PUBLICATION OF INTERIM RESULTS ANNOUNCEMENT AND INTERIM REPORT
This announcement is published on the websites of the Stock Exchange ( www.hkexnews.hk ) and the Company ( http://www.cstonepharma.com ).
The interim report for the six months ended June 30, 2021 containing all the information required by Appendix 16 to the Listing Rules will be despatched to shareholders and published on the websites of the Stock Exchange and the Company in due course.
APPRECIATION
The Board would like to express its sincere gratitude to the shareholders, management team, employees, business partners and customers of the Group for their support and contribution to the Group.

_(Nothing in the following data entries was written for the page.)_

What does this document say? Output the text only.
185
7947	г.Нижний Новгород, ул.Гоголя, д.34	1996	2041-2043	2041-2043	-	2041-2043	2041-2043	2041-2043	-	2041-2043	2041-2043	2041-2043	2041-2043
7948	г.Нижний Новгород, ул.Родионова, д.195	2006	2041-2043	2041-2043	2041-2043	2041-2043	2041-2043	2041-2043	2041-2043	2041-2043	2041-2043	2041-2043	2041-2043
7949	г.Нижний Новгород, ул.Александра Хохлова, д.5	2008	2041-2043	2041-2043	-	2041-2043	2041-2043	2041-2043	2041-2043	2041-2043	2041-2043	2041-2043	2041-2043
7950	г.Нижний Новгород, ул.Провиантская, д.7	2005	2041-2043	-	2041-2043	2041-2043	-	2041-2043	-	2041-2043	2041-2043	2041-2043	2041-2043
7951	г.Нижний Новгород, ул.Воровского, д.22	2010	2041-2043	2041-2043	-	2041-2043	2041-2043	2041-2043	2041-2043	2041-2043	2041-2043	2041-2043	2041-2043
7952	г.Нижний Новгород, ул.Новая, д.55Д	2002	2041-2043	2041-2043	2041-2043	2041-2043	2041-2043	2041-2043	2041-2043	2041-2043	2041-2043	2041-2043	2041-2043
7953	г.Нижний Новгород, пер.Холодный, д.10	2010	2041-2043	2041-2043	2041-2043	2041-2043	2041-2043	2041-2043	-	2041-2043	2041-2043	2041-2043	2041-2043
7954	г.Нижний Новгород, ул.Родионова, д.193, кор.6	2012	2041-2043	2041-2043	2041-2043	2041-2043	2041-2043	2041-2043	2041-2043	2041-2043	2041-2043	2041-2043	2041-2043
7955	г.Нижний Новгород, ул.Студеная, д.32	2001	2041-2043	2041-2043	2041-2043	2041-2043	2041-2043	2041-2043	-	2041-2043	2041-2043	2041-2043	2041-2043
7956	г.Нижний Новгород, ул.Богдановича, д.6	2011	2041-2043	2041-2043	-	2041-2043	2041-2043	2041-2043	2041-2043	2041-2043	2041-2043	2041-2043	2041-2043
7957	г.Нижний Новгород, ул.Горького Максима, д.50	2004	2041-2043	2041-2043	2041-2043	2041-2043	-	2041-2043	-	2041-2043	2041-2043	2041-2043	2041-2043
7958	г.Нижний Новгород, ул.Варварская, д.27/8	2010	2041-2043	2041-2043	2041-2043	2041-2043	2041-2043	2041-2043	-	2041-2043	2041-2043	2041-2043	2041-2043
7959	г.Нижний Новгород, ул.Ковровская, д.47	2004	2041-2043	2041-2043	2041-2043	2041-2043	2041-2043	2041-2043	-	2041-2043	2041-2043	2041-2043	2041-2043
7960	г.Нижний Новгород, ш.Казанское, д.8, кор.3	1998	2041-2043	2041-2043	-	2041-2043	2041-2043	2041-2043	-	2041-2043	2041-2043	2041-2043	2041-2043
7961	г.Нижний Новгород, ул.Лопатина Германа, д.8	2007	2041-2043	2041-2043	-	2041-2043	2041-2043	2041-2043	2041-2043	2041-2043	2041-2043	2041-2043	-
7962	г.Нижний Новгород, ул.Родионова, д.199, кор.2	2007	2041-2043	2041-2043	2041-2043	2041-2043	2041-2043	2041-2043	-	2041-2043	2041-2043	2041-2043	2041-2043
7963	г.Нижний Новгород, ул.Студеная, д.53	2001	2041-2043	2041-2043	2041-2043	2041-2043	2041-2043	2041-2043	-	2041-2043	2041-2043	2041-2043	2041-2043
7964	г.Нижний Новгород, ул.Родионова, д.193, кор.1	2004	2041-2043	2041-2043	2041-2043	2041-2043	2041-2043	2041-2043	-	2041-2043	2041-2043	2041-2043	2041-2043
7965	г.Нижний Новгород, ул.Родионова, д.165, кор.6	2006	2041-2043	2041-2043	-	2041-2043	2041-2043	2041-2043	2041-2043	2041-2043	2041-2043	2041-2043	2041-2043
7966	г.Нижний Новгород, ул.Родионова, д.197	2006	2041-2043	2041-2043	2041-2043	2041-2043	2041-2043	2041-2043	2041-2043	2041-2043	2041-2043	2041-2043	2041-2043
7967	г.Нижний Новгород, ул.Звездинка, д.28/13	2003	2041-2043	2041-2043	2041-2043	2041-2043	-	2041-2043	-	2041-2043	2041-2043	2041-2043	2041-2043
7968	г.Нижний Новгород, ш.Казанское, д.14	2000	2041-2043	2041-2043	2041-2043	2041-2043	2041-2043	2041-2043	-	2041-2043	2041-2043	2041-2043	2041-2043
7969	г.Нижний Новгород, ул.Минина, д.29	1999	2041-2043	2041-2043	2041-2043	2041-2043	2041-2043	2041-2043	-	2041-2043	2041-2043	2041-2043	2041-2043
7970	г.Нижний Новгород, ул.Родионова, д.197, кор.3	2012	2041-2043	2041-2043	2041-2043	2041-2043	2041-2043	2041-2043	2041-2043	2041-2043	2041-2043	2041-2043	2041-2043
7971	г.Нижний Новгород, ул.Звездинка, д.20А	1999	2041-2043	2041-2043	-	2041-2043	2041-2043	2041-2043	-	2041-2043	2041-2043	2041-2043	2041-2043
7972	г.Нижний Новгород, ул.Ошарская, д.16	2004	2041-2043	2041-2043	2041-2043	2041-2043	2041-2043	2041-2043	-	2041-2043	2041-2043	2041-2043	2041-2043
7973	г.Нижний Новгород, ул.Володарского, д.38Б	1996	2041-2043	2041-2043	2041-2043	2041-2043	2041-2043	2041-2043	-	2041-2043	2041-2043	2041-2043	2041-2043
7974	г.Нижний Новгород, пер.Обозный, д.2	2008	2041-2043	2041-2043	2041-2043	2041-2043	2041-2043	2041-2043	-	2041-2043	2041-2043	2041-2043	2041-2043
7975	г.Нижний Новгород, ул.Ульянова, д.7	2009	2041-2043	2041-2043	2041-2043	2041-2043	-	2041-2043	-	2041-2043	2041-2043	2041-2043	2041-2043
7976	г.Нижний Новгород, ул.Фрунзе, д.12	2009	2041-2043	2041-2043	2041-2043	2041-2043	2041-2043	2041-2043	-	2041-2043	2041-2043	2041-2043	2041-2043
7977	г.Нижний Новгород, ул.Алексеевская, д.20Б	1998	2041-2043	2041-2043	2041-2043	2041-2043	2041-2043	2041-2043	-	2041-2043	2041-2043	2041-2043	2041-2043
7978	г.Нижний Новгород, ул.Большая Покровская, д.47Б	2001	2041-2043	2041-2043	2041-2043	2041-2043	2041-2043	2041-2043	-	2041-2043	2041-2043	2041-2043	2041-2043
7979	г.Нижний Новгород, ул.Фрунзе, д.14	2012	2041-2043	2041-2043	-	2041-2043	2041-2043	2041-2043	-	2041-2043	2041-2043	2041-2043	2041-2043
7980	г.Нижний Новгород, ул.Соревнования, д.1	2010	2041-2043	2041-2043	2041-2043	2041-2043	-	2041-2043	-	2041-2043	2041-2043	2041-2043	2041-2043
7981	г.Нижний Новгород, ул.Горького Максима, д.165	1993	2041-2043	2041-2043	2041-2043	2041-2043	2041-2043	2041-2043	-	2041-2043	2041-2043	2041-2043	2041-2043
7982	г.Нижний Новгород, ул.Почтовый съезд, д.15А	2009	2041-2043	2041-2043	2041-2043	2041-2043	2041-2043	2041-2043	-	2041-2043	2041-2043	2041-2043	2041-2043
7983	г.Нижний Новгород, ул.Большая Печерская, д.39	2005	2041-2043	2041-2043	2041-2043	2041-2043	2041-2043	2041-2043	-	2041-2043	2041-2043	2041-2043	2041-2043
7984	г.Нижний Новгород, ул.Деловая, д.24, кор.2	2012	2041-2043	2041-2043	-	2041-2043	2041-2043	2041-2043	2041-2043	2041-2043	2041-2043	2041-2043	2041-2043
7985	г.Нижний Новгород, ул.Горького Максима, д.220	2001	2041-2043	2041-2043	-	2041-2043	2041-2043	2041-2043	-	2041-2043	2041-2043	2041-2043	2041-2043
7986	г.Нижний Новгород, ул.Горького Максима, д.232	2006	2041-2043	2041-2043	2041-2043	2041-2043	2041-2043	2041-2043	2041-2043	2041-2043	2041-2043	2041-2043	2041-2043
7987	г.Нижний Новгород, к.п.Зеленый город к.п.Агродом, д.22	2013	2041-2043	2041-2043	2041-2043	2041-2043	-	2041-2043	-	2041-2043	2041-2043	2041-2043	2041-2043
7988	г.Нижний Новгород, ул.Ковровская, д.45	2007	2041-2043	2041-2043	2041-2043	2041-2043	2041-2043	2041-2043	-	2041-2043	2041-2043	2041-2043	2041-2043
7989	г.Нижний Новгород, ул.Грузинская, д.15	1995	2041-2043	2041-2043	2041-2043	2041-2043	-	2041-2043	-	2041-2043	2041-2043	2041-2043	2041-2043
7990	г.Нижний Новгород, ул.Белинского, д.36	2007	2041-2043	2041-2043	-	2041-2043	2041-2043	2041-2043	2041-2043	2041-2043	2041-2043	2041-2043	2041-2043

By order of the Board CStone Pharmaceuticals Dr. Frank Ningjun Jiang Chairman
Suzhou, PRC, August 26, 2021
As at the date of this announcement, the Board of Directors of the Company comprises Dr. Frank Ningjun Jiang as Chairman and executive Director, Dr. Wei Li, Mr. Qun Zhao, Mr. Yanling Cao, Mr. Xianghong Lin and Mr. Edward Hu as non-executive Directors, and Dr. Paul Herbert Chew, Mr. Ting Yuk Anthony Wu and Mr. Hongbin Sun as independent non-executive Directors.